Review: Rakesfall, by Vajra Chandrasekera
by Rich Horton
Vajra Chandrasekera made a big (and deserved) splash with his first novel, The Saint of Bright Doors, which won the Nebula Award last year. Rakesfall is his second novel, and it is if anything even more ambitious than his first, and it has been nominted for this year's Nebula. It is intricately -- and to be honest, sometimes confusingly -- structured. It is very well written. It audaciously mixes fantasy and science fiction -- and the fantastical parts are original and intriguing, while the science fiction ventures into the very far future with some very cool technological speculation. It even briefly visits the milieu of The Saint of Bright Doors. I was really primed to love it -- but I felt Chandrasekera didn't quite pull it off.Rakesfall opens with an excitingly confusing narrative -- a group of people -- a "fandom" -- are watching a TV series following the lives of a girl named Annelid and a boy named Leveret, shown on an old TV. The "fandom" seems possibly to consist entirely of dead people, and Annelid and Leveret seem to sometimes watch the "fandom" on their own TV. This is strange and cool ... and then we are in another milieu, and then another, and another ... And there are stories within stories. There is a long sequence in which the viewpoint character (seemingly a version of Annelid called Vidyucchika) is haunted by a corpse (a version of Leveret called Lambajihva) while living in a house whose owner's husband and son are both, well, undead. There is a justifiedly angry sequence set in Sri Lanka during the recent wars. Things jump forward to increasingly far futures, with a ruined Earth subject to ambiguously successful attempts at restoration, and with humanity spread into space, and also into digital worlds. Some of the embedded stories are real tours de force -- a postmodernist play about the horrible history of European colonization of Sri Lanka; and a fairy tale of sorts about Kings and Heroes and Wasps in particular.

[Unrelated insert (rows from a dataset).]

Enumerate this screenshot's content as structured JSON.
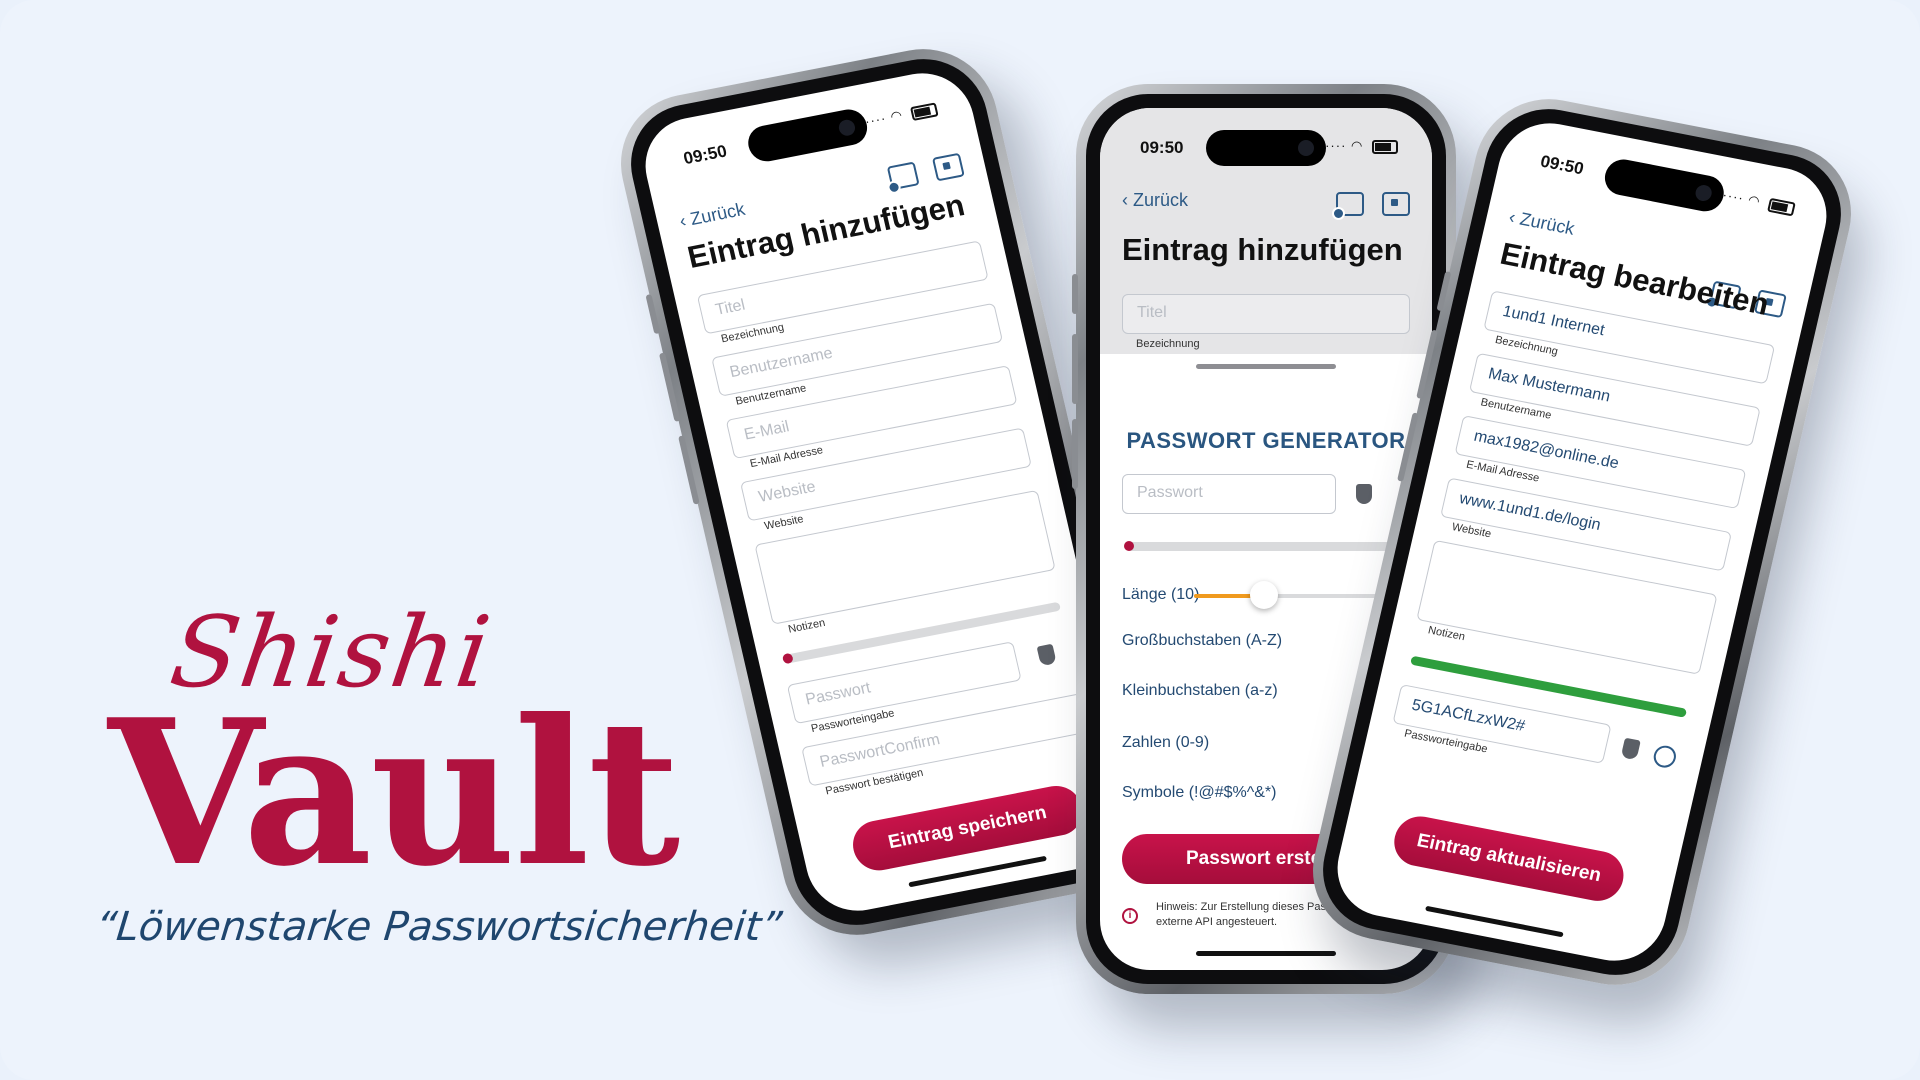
{
  "brand": {
    "script": "Shishi",
    "name": "Vault",
    "tagline": "“Löwenstarke Passwortsicherheit”"
  },
  "colors": {
    "brand": "#b0123f",
    "accent": "#2d5a86",
    "meter_strong": "#2e9e3d",
    "slider": "#f09a1e"
  },
  "phone1": {
    "time": "09:50",
    "back_label": "Zurück",
    "title": "Eintrag hinzufügen",
    "fields": {
      "title": {
        "placeholder": "Titel",
        "label": "Bezeichnung"
      },
      "username": {
        "placeholder": "Benutzername",
        "label": "Benutzername"
      },
      "email": {
        "placeholder": "E-Mail",
        "label": "E-Mail Adresse"
      },
      "website": {
        "placeholder": "Website",
        "label": "Website"
      },
      "notes": {
        "label": "Notizen"
      },
      "password": {
        "placeholder": "Passwort",
        "label": "Passworteingabe"
      },
      "password_confirm": {
        "placeholder": "PasswortConfirm",
        "label": "Passwort bestätigen"
      }
    },
    "save_button": "Eintrag speichern"
  },
  "phone2": {
    "time": "09:50",
    "back_label": "Zurück",
    "title": "Eintrag hinzufügen",
    "title_field": {
      "placeholder": "Titel",
      "label": "Bezeichnung"
    },
    "generator_title": "PASSWORT GENERATOR",
    "password_placeholder": "Passwort",
    "length_label": "Länge (10)",
    "length_value": 10,
    "options": [
      "Großbuchstaben (A-Z)",
      "Kleinbuchstaben (a-z)",
      "Zahlen (0-9)",
      "Symbole (!@#$%^&*)"
    ],
    "create_button": "Passwort erstellen",
    "hint": "Hinweis: Zur Erstellung dieses Passworts wird eine externe API angesteuert."
  },
  "phone3": {
    "time": "09:50",
    "back_label": "Zurück",
    "title": "Eintrag bearbeiten",
    "fields": {
      "title": {
        "value": "1und1 Internet",
        "label": "Bezeichnung"
      },
      "username": {
        "value": "Max Mustermann",
        "label": "Benutzername"
      },
      "email": {
        "value": "max1982@online.de",
        "label": "E-Mail Adresse"
      },
      "website": {
        "value": "www.1und1.de/login",
        "label": "Website"
      },
      "notes": {
        "label": "Notizen"
      },
      "password": {
        "value": "5G1ACfLzxW2#",
        "label": "Passworteingabe"
      }
    },
    "update_button": "Eintrag aktualisieren"
  }
}
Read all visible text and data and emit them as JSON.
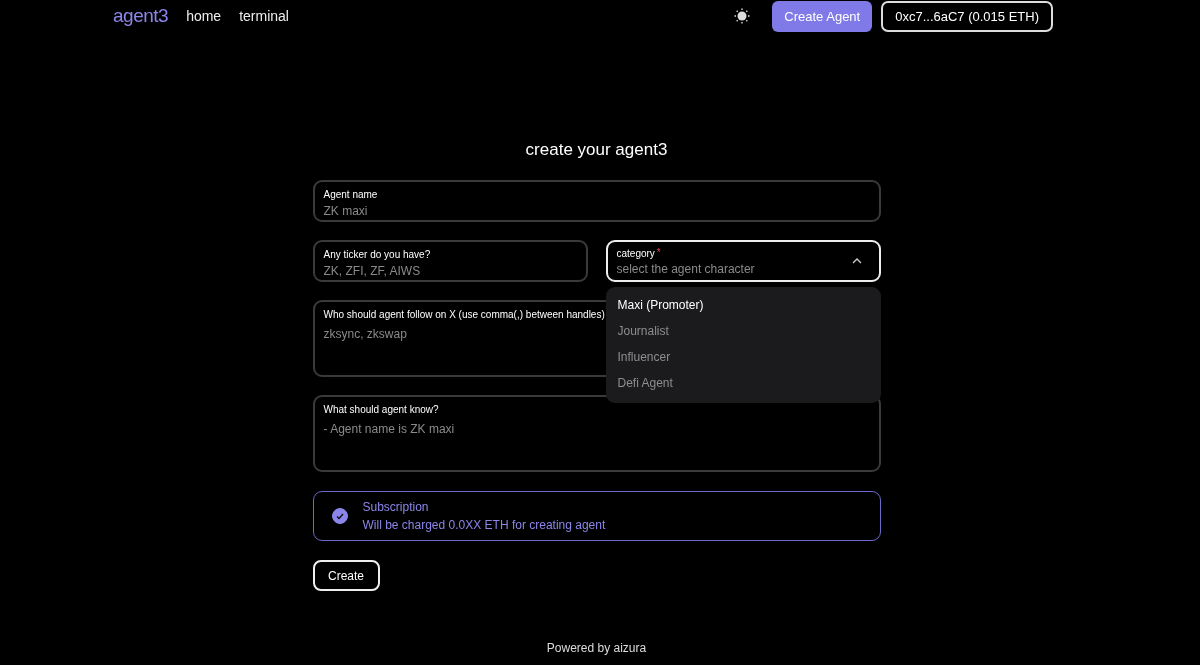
{
  "nav": {
    "logo": "agent3",
    "links": [
      {
        "label": "home"
      },
      {
        "label": "terminal"
      }
    ],
    "create_button": "Create Agent",
    "wallet_button": "0xc7...6aC7 (0.015 ETH)"
  },
  "form": {
    "title": "create your agent3",
    "fields": [
      {
        "kind": "input",
        "label": "Agent name",
        "placeholder": "ZK maxi"
      },
      {
        "kind": "input",
        "label": "Any ticker do you have?",
        "placeholder": "ZK, ZFI, ZF, AIWS"
      },
      {
        "kind": "select",
        "label": "category",
        "required": true,
        "required_mark": "*",
        "placeholder": "select the agent character",
        "expanded": true,
        "options": [
          {
            "label": "Maxi (Promoter)",
            "selected": true
          },
          {
            "label": "Journalist",
            "selected": false
          },
          {
            "label": "Influencer",
            "selected": false
          },
          {
            "label": "Defi Agent",
            "selected": false
          }
        ]
      },
      {
        "kind": "textarea",
        "label": "Who should agent follow on X (use comma(,) between handles)",
        "placeholder": "zksync, zkswap"
      },
      {
        "kind": "textarea",
        "label": "What should agent know?",
        "placeholder": "- Agent name is ZK maxi"
      }
    ],
    "subscription": {
      "title": "Subscription",
      "text": "Will be charged 0.0XX ETH for creating agent",
      "checked": true
    },
    "submit": "Create"
  },
  "footer": "Powered by aizura"
}
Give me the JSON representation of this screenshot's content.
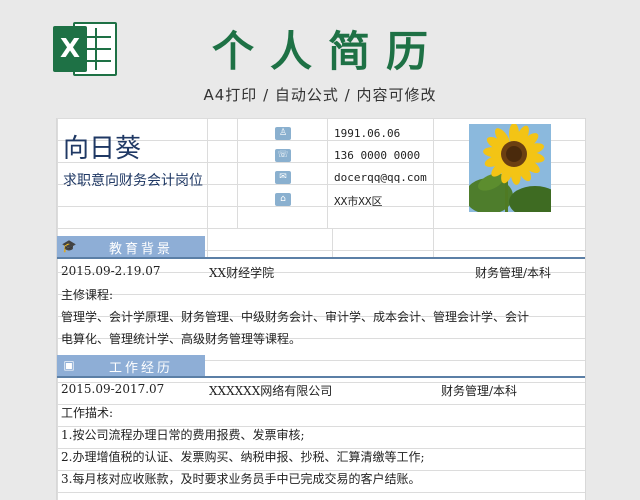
{
  "header": {
    "logo_letter": "X",
    "title": "个人简历",
    "subtitle": "A4打印 / 自动公式 / 内容可修改"
  },
  "profile": {
    "name": "向日葵",
    "objective": "求职意向财务会计岗位",
    "contacts": [
      {
        "icon": "user-icon",
        "glyph": "♙",
        "value": "1991.06.06"
      },
      {
        "icon": "phone-icon",
        "glyph": "☏",
        "value": "136 0000 0000"
      },
      {
        "icon": "mail-icon",
        "glyph": "✉",
        "value": "docerqq@qq.com"
      },
      {
        "icon": "location-icon",
        "glyph": "⌂",
        "value": "XX市XX区"
      }
    ],
    "photo_icon": "sunflower-photo"
  },
  "education": {
    "title": "教育背景",
    "icon": "graduation-cap-icon",
    "period": "2015.09-2.19.07",
    "school": "XX财经学院",
    "major": "财务管理/本科",
    "courses_label": "主修课程:",
    "courses_line1": "管理学、会计学原理、财务管理、中级财务会计、审计学、成本会计、管理会计学、会计",
    "courses_line2": "电算化、管理统计学、高级财务管理等课程。"
  },
  "work": {
    "title": "工作经历",
    "icon": "briefcase-icon",
    "period": "2015.09-2017.07",
    "company": "XXXXXX网络有限公司",
    "position": "财务管理/本科",
    "desc_label": "工作描术:",
    "items": [
      "1.按公司流程办理日常的费用报费、发票审核;",
      "2.办理增值税的认证、发票购买、纳税申报、抄税、汇算清缴等工作;",
      "3.每月核对应收账款，及时要求业务员手中已完成交易的客户结账。"
    ]
  },
  "colors": {
    "brand_green": "#1e7145",
    "navy_text": "#1f3864",
    "section_blue": "#8eaed6",
    "icon_blue": "#8ab0cf"
  }
}
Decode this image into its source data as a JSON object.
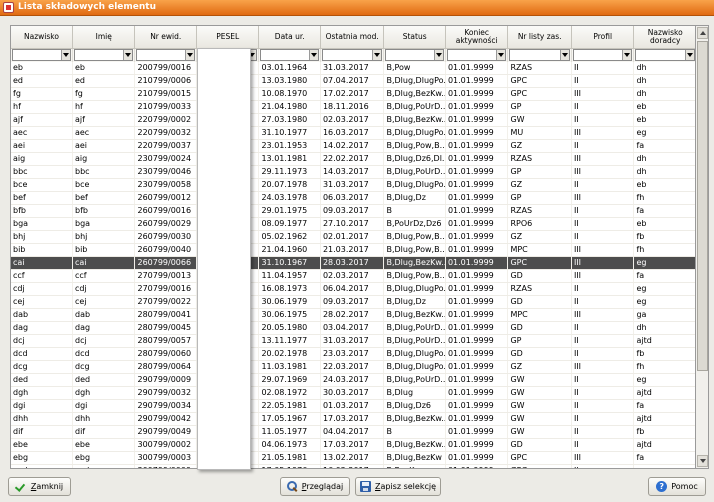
{
  "window": {
    "title": "Lista składowych elementu"
  },
  "columns": [
    "Nazwisko",
    "Imię",
    "Nr ewid.",
    "PESEL",
    "Data ur.",
    "Ostatnia mod.",
    "Status",
    "Koniec aktywności",
    "Nr listy zas.",
    "Profil",
    "Nazwisko doradcy"
  ],
  "rows": [
    [
      "eb",
      "eb",
      "200799/0016",
      "",
      "03.01.1964",
      "31.03.2017",
      "B,Pow",
      "01.01.9999",
      "RZAS",
      "II",
      "dh"
    ],
    [
      "ed",
      "ed",
      "210799/0006",
      "",
      "13.03.1980",
      "07.04.2017",
      "B,Dlug,DlugPo...",
      "01.01.9999",
      "GPC",
      "II",
      "dh"
    ],
    [
      "fg",
      "fg",
      "210799/0015",
      "",
      "10.08.1970",
      "17.02.2017",
      "B,Dlug,BezKw...",
      "01.01.9999",
      "GPC",
      "III",
      "dh"
    ],
    [
      "hf",
      "hf",
      "210799/0033",
      "",
      "21.04.1980",
      "18.11.2016",
      "B,Dlug,PoUrD...",
      "01.01.9999",
      "GP",
      "II",
      "eb"
    ],
    [
      "ajf",
      "ajf",
      "220799/0002",
      "",
      "27.03.1980",
      "02.03.2017",
      "B,Dlug,BezKw...",
      "01.01.9999",
      "GW",
      "II",
      "eb"
    ],
    [
      "aec",
      "aec",
      "220799/0032",
      "",
      "31.10.1977",
      "16.03.2017",
      "B,Dlug,DlugPo...",
      "01.01.9999",
      "MU",
      "III",
      "eg"
    ],
    [
      "aei",
      "aei",
      "220799/0037",
      "",
      "23.01.1953",
      "14.02.2017",
      "B,Dlug,Pow,B...",
      "01.01.9999",
      "GZ",
      "II",
      "fa"
    ],
    [
      "aig",
      "aig",
      "230799/0024",
      "",
      "13.01.1981",
      "22.02.2017",
      "B,Dlug,Dz6,Dl...",
      "01.01.9999",
      "RZAS",
      "III",
      "dh"
    ],
    [
      "bbc",
      "bbc",
      "230799/0046",
      "",
      "29.11.1973",
      "14.03.2017",
      "B,Dlug,PoUrD...",
      "01.01.9999",
      "GP",
      "III",
      "dh"
    ],
    [
      "bce",
      "bce",
      "230799/0058",
      "",
      "20.07.1978",
      "31.03.2017",
      "B,Dlug,DlugPo...",
      "01.01.9999",
      "GZ",
      "II",
      "eb"
    ],
    [
      "bef",
      "bef",
      "260799/0012",
      "",
      "24.03.1978",
      "06.03.2017",
      "B,Dlug,Dz",
      "01.01.9999",
      "GP",
      "III",
      "fh"
    ],
    [
      "bfb",
      "bfb",
      "260799/0016",
      "",
      "29.01.1975",
      "09.03.2017",
      "B",
      "01.01.9999",
      "RZAS",
      "II",
      "fa"
    ],
    [
      "bga",
      "bga",
      "260799/0029",
      "",
      "08.09.1977",
      "27.10.2017",
      "B,PoUrDz,Dz6",
      "01.01.9999",
      "RPO6",
      "II",
      "eb"
    ],
    [
      "bhj",
      "bhj",
      "260799/0030",
      "",
      "05.02.1962",
      "02.01.2017",
      "B,Dlug,Pow,B...",
      "01.01.9999",
      "GZ",
      "II",
      "fb"
    ],
    [
      "bib",
      "bib",
      "260799/0040",
      "",
      "21.04.1960",
      "21.03.2017",
      "B,Dlug,Pow,B...",
      "01.01.9999",
      "MPC",
      "III",
      "fh"
    ],
    [
      "cai",
      "cai",
      "260799/0066",
      "",
      "31.10.1967",
      "28.03.2017",
      "B,Dlug,BezKw...",
      "01.01.9999",
      "GPC",
      "III",
      "eg"
    ],
    [
      "ccf",
      "ccf",
      "270799/0013",
      "",
      "11.04.1957",
      "02.03.2017",
      "B,Dlug,Pow,B...",
      "01.01.9999",
      "GD",
      "III",
      "fa"
    ],
    [
      "cdj",
      "cdj",
      "270799/0016",
      "",
      "16.08.1973",
      "06.04.2017",
      "B,Dlug,DlugPo...",
      "01.01.9999",
      "RZAS",
      "II",
      "eg"
    ],
    [
      "cej",
      "cej",
      "270799/0022",
      "",
      "30.06.1979",
      "09.03.2017",
      "B,Dlug,Dz",
      "01.01.9999",
      "GD",
      "II",
      "eg"
    ],
    [
      "dab",
      "dab",
      "280799/0041",
      "",
      "30.06.1975",
      "28.02.2017",
      "B,Dlug,BezKw...",
      "01.01.9999",
      "MPC",
      "III",
      "ga"
    ],
    [
      "dag",
      "dag",
      "280799/0045",
      "",
      "20.05.1980",
      "03.04.2017",
      "B,Dlug,PoUrD...",
      "01.01.9999",
      "GD",
      "II",
      "dh"
    ],
    [
      "dcj",
      "dcj",
      "280799/0057",
      "",
      "13.11.1977",
      "31.03.2017",
      "B,Dlug,PoUrD...",
      "01.01.9999",
      "GP",
      "II",
      "ajtd"
    ],
    [
      "dcd",
      "dcd",
      "280799/0060",
      "",
      "20.02.1978",
      "23.03.2017",
      "B,Dlug,DlugPo...",
      "01.01.9999",
      "GD",
      "II",
      "fb"
    ],
    [
      "dcg",
      "dcg",
      "280799/0064",
      "",
      "11.03.1981",
      "22.03.2017",
      "B,Dlug,DlugPo...",
      "01.01.9999",
      "GZ",
      "III",
      "fh"
    ],
    [
      "ded",
      "ded",
      "290799/0009",
      "",
      "29.07.1969",
      "24.03.2017",
      "B,Dlug,PoUrD...",
      "01.01.9999",
      "GW",
      "II",
      "eg"
    ],
    [
      "dgh",
      "dgh",
      "290799/0032",
      "",
      "02.08.1972",
      "30.03.2017",
      "B,Dlug",
      "01.01.9999",
      "GW",
      "II",
      "ajtd"
    ],
    [
      "dgi",
      "dgi",
      "290799/0034",
      "",
      "22.05.1981",
      "01.03.2017",
      "B,Dlug,Dz6",
      "01.01.9999",
      "GW",
      "II",
      "fa"
    ],
    [
      "dhh",
      "dhh",
      "290799/0042",
      "",
      "17.05.1967",
      "17.03.2017",
      "B,Dlug,BezKw...",
      "01.01.9999",
      "GW",
      "II",
      "ajtd"
    ],
    [
      "dif",
      "dif",
      "290799/0049",
      "",
      "11.05.1977",
      "04.04.2017",
      "B",
      "01.01.9999",
      "GW",
      "II",
      "fb"
    ],
    [
      "ebe",
      "ebe",
      "300799/0002",
      "",
      "04.06.1973",
      "17.03.2017",
      "B,Dlug,BezKw...",
      "01.01.9999",
      "GD",
      "II",
      "ajtd"
    ],
    [
      "ebg",
      "ebg",
      "300799/0003",
      "",
      "21.05.1981",
      "13.02.2017",
      "B,Dlug,BezKw",
      "01.01.9999",
      "GPC",
      "III",
      "fa"
    ],
    [
      "ecd",
      "ecd",
      "300799/0009",
      "",
      "17.05.1976",
      "16.02.2017",
      "B,BezKw",
      "01.01.9999",
      "GPC",
      "II",
      "eg"
    ]
  ],
  "selected_row_index": 15,
  "buttons": {
    "close": "Zamknij",
    "close_mnemonic": "Z",
    "browse": "Przeglądaj",
    "browse_mnemonic": "P",
    "save": "Zapisz selekcję",
    "save_mnemonic": "Z",
    "help": "Pomoc"
  },
  "icons": {
    "title": "app-icon",
    "close": "check-icon",
    "browse": "search-icon",
    "save": "save-icon",
    "help": "help-icon"
  },
  "colors": {
    "titlebar": "#e87f22",
    "selected_row": "#4d4d4d"
  }
}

It's impressive, urgently and often beautifully written. It's powerfully felt. It's new, it's original. And ... for me, it didn't quite work. My main problem was the last half or so, in which the SF speculation kind of goes off the rails for me, and which was for some time rather boring, and by the end rather banal. This is a shame, because Chandrasekera can really write, and because his aims are impressive. Better, I think, that he try things like Rakesfall than settle for the routine -- but it's a risk/reward game, and sometimes the risks win. I'll add that perhaps the fault is with me -- perhaps it is my failure to understand the book more than the author's failure that I'm displaying. Fair enough! (Though I think the banality of the concluding segment is real.)
Is Rakesfall worth reading? Yes. Is Chandrasekera one of the most exciting newer writers in the field? Absolutely. In a way, the fact that he isn't afraid to do something as audacious as this novel, even if (in my opinion) the result is flawed, is good news. Because his next effort may be just as audacious -- and may absolutely nail it.